The other thing that they stated on there was that they will be putting out a policy, but it probably will be the summer, which is rather unfortunate that we get the policy July, August. I figure they’re probably waiting a little bit for the proposed rule to come out there, too. But that was the latest and greatest from them. It solidifies what we and Vision RT have been telling their customers. That goes right along with what Dr. Jones said. If you have the medical necessity from the physician, you’re documenting it, then bill your 77412, your level three.

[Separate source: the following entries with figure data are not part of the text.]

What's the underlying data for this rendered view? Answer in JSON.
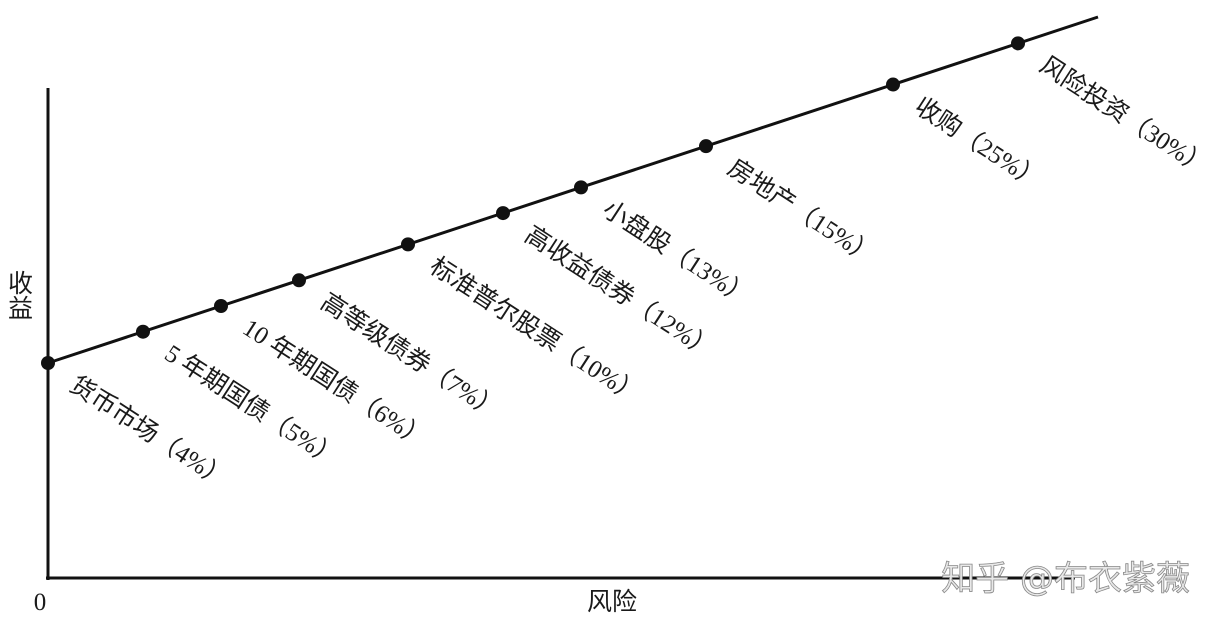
{
  "diagram": {
    "y_axis_label": "收益",
    "x_axis_label": "风险",
    "origin_label": "0",
    "watermark": "知乎 @布衣紫薇",
    "nodes": [
      {
        "label": "货币市场（4%）"
      },
      {
        "label": "5 年期国债（5%）"
      },
      {
        "label": "10 年期国债（6%）"
      },
      {
        "label": "高等级债券（7%）"
      },
      {
        "label": "标准普尔股票（10%）"
      },
      {
        "label": "高收益债券（12%）"
      },
      {
        "label": "小盘股（13%）"
      },
      {
        "label": "房地产（15%）"
      },
      {
        "label": "收购（25%）"
      },
      {
        "label": "风险投资（30%）"
      }
    ]
  }
}
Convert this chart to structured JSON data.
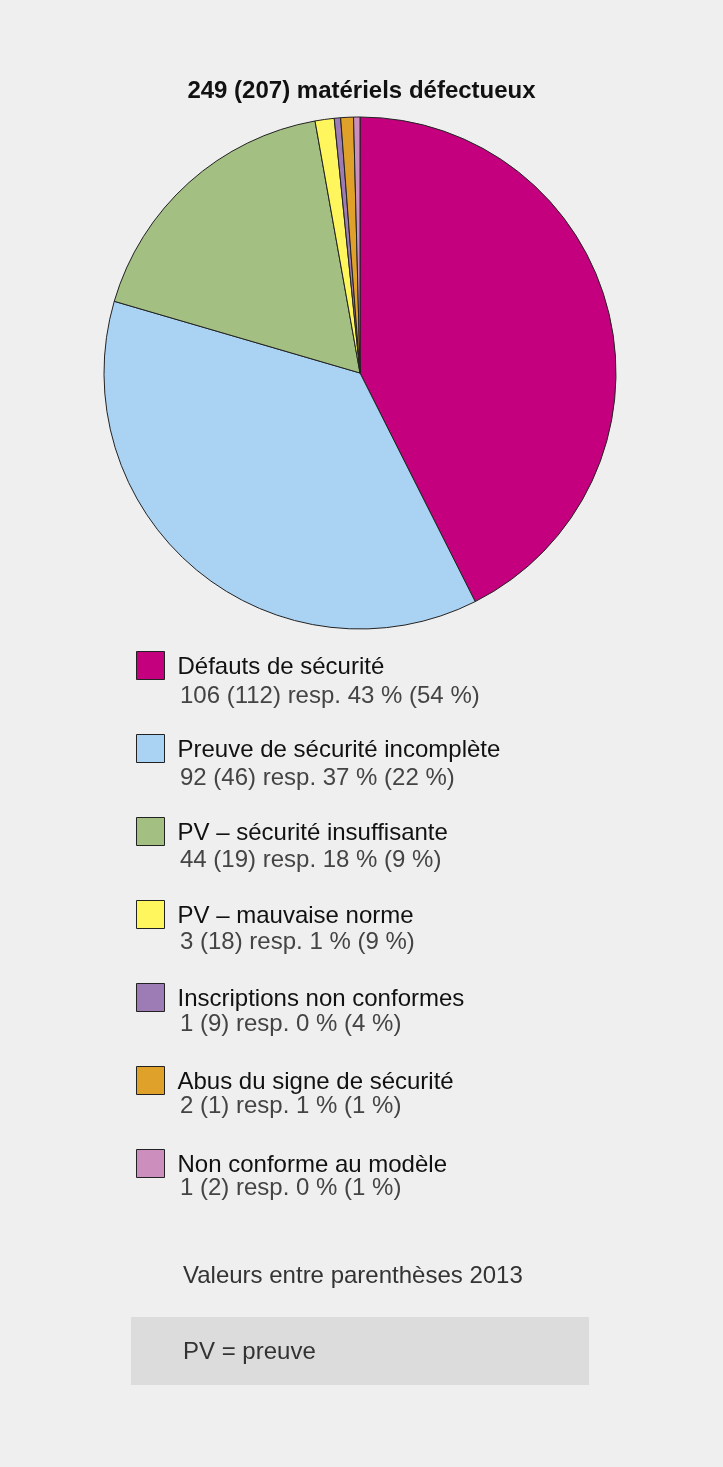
{
  "chart_data": {
    "type": "pie",
    "title": "249 (207) matériels défectueux",
    "categories": [
      "Défauts de sécurité",
      "Preuve de sécurité incomplète",
      "PV – sécurité insuffisante",
      "PV – mauvaise norme",
      "Inscriptions non conformes",
      "Abus du signe de sécurité",
      "Non conforme au modèle"
    ],
    "values": [
      106,
      92,
      44,
      3,
      1,
      2,
      1
    ],
    "colors": [
      "#c5007f",
      "#aad3f3",
      "#a3bf82",
      "#fef65c",
      "#9d7bb5",
      "#e0a12a",
      "#cc8fbd"
    ],
    "value_labels": [
      "106 (112) resp. 43 % (54 %)",
      "92 (46) resp. 37 % (22 %)",
      "44 (19) resp. 18 % (9 %)",
      "3 (18) resp. 1 % (9 %)",
      "1 (9) resp. 0 % (4 %)",
      "2 (1) resp. 1 % (1 %)",
      "1 (2) resp. 0 % (1 %)"
    ],
    "legend": "bottom",
    "annotations": [
      "Valeurs entre parenthèses 2013",
      "PV = preuve"
    ]
  }
}
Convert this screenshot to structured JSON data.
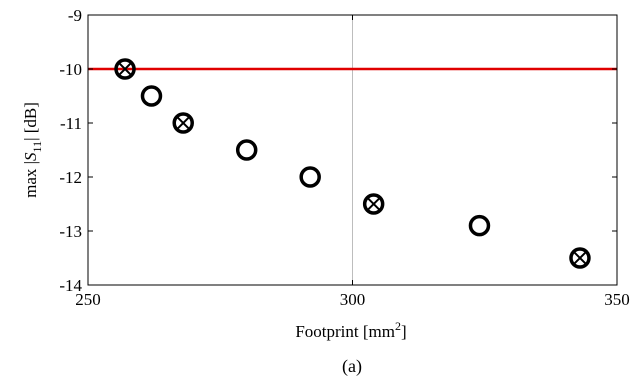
{
  "chart_data": {
    "type": "scatter",
    "xlabel": "Footprint [mm²]",
    "ylabel": "max |S11| [dB]",
    "caption": "(a)",
    "xlim": [
      250,
      350
    ],
    "ylim": [
      -14,
      -9
    ],
    "xticks": [
      250,
      300,
      350
    ],
    "yticks": [
      -14,
      -13,
      -12,
      -11,
      -10,
      -9
    ],
    "grid": "single vertical line at x=300",
    "points": [
      {
        "x": 257,
        "y": -10.0,
        "marker": "circle-x"
      },
      {
        "x": 262,
        "y": -10.5,
        "marker": "circle"
      },
      {
        "x": 268,
        "y": -11.0,
        "marker": "circle-x"
      },
      {
        "x": 280,
        "y": -11.5,
        "marker": "circle"
      },
      {
        "x": 292,
        "y": -12.0,
        "marker": "circle"
      },
      {
        "x": 304,
        "y": -12.5,
        "marker": "circle-x"
      },
      {
        "x": 324,
        "y": -12.9,
        "marker": "circle"
      },
      {
        "x": 343,
        "y": -13.5,
        "marker": "circle-x"
      }
    ],
    "threshold": {
      "y": -10,
      "color": "#e00000"
    },
    "colors": {
      "marker": "#000000",
      "threshold": "#e00000",
      "axes": "#000000",
      "grid": "#bdbdbd"
    }
  }
}
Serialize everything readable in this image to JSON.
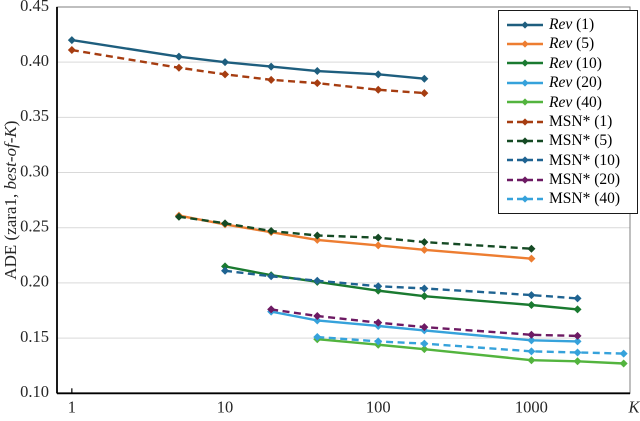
{
  "figure": {
    "background": "#ffffff",
    "axis_color": "#000000",
    "box_color": "#7f7f7f",
    "grid_color": "#d9d9d9",
    "text_color": "#262626"
  },
  "chart_data": {
    "type": "line",
    "title": "",
    "xlabel": "K",
    "ylabel": "ADE (zara1, best-of-K)",
    "ylabel_prefix": "ADE (zara1, ",
    "ylabel_italic": "best-of-K",
    "ylabel_suffix": ")",
    "x_scale": "log",
    "xlim": [
      0.8,
      4400
    ],
    "ylim": [
      0.1,
      0.45
    ],
    "x_ticks": [
      1,
      10,
      100,
      1000
    ],
    "y_ticks": [
      0.1,
      0.15,
      0.2,
      0.25,
      0.3,
      0.35,
      0.4,
      0.45
    ],
    "grid": "horizontal-only",
    "legend_position": "top-right",
    "series": [
      {
        "name": "Rev (1)",
        "label_italic": "Rev",
        "label_text": " (1)",
        "color": "#1e5e7e",
        "dash": false,
        "x": [
          1,
          5,
          10,
          20,
          40,
          100,
          200
        ],
        "y": [
          0.42,
          0.405,
          0.4,
          0.396,
          0.392,
          0.389,
          0.385
        ]
      },
      {
        "name": "Rev (5)",
        "label_italic": "Rev",
        "label_text": " (5)",
        "color": "#ed7d31",
        "dash": false,
        "x": [
          5,
          10,
          20,
          40,
          100,
          200,
          1000
        ],
        "y": [
          0.261,
          0.253,
          0.246,
          0.239,
          0.234,
          0.23,
          0.222
        ]
      },
      {
        "name": "Rev (10)",
        "label_italic": "Rev",
        "label_text": " (10)",
        "color": "#1a7a30",
        "dash": false,
        "x": [
          10,
          20,
          40,
          100,
          200,
          1000,
          2000
        ],
        "y": [
          0.215,
          0.207,
          0.201,
          0.193,
          0.188,
          0.18,
          0.176
        ]
      },
      {
        "name": "Rev (20)",
        "label_italic": "Rev",
        "label_text": " (20)",
        "color": "#36a2db",
        "dash": false,
        "x": [
          20,
          40,
          100,
          200,
          1000,
          2000
        ],
        "y": [
          0.174,
          0.166,
          0.161,
          0.157,
          0.148,
          0.147
        ]
      },
      {
        "name": "Rev (40)",
        "label_italic": "Rev",
        "label_text": " (40)",
        "color": "#53b43e",
        "dash": false,
        "x": [
          40,
          100,
          200,
          1000,
          2000,
          4000
        ],
        "y": [
          0.149,
          0.144,
          0.14,
          0.13,
          0.129,
          0.127
        ]
      },
      {
        "name": "MSN* (1)",
        "label_italic": "",
        "label_text": "MSN* (1)",
        "color": "#a63d11",
        "dash": true,
        "x": [
          1,
          5,
          10,
          20,
          40,
          100,
          200
        ],
        "y": [
          0.411,
          0.395,
          0.389,
          0.384,
          0.381,
          0.375,
          0.372
        ]
      },
      {
        "name": "MSN* (5)",
        "label_italic": "",
        "label_text": "MSN* (5)",
        "color": "#154a24",
        "dash": true,
        "x": [
          5,
          10,
          20,
          40,
          100,
          200,
          1000
        ],
        "y": [
          0.26,
          0.254,
          0.247,
          0.243,
          0.241,
          0.237,
          0.231
        ]
      },
      {
        "name": "MSN* (10)",
        "label_italic": "",
        "label_text": "MSN* (10)",
        "color": "#1f6391",
        "dash": true,
        "x": [
          10,
          20,
          40,
          100,
          200,
          1000,
          2000
        ],
        "y": [
          0.211,
          0.206,
          0.202,
          0.197,
          0.195,
          0.189,
          0.186
        ]
      },
      {
        "name": "MSN* (20)",
        "label_italic": "",
        "label_text": "MSN* (20)",
        "color": "#6d1a63",
        "dash": true,
        "x": [
          20,
          40,
          100,
          200,
          1000,
          2000
        ],
        "y": [
          0.176,
          0.17,
          0.164,
          0.16,
          0.153,
          0.152
        ]
      },
      {
        "name": "MSN* (40)",
        "label_italic": "",
        "label_text": "MSN* (40)",
        "color": "#36a2db",
        "dash": true,
        "x": [
          40,
          100,
          200,
          1000,
          2000,
          4000
        ],
        "y": [
          0.151,
          0.147,
          0.145,
          0.138,
          0.137,
          0.136
        ]
      }
    ]
  }
}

On some payer notes, UHC, they’re difficult. That’s just all there is to it. They are still wanting to deny a lot of prostate and brains, and we’re talking about getting the authorization up front. But they definitely deny for the first level, and you have to move on and keep fighting, which you can have a bit of success. eviCore did publish guidelines, so they become pretty clear. They consider peer-to-peer outside of anything that’s not on their covered diagnosises. ASTRO worked with them in early January on that, and most of the time, we can get 77412 approved outside of their diagnosises today. Carelon, which is a radiation benefit management company, all body areas are okay for 412, but based on individual plan guidelines, so you may have to argue some of those. Evolent denies head and necks, and their medical director told us that they have been instructed to deny prostate. So I don’t know, Dr. Jones, if you’re seeing that with any payers that Evolent is their benefit management company.
So we do have struggles, and some of these you are having to do peer-to-peers, your physicians are, but there again, don’t give up the fight. Keep after it, because it’s vital at this point in time. We’ve made strides with this 412 since January, I feel like, and ASTRO is helping along with that. So we don’t want to go backwards from that standpoint.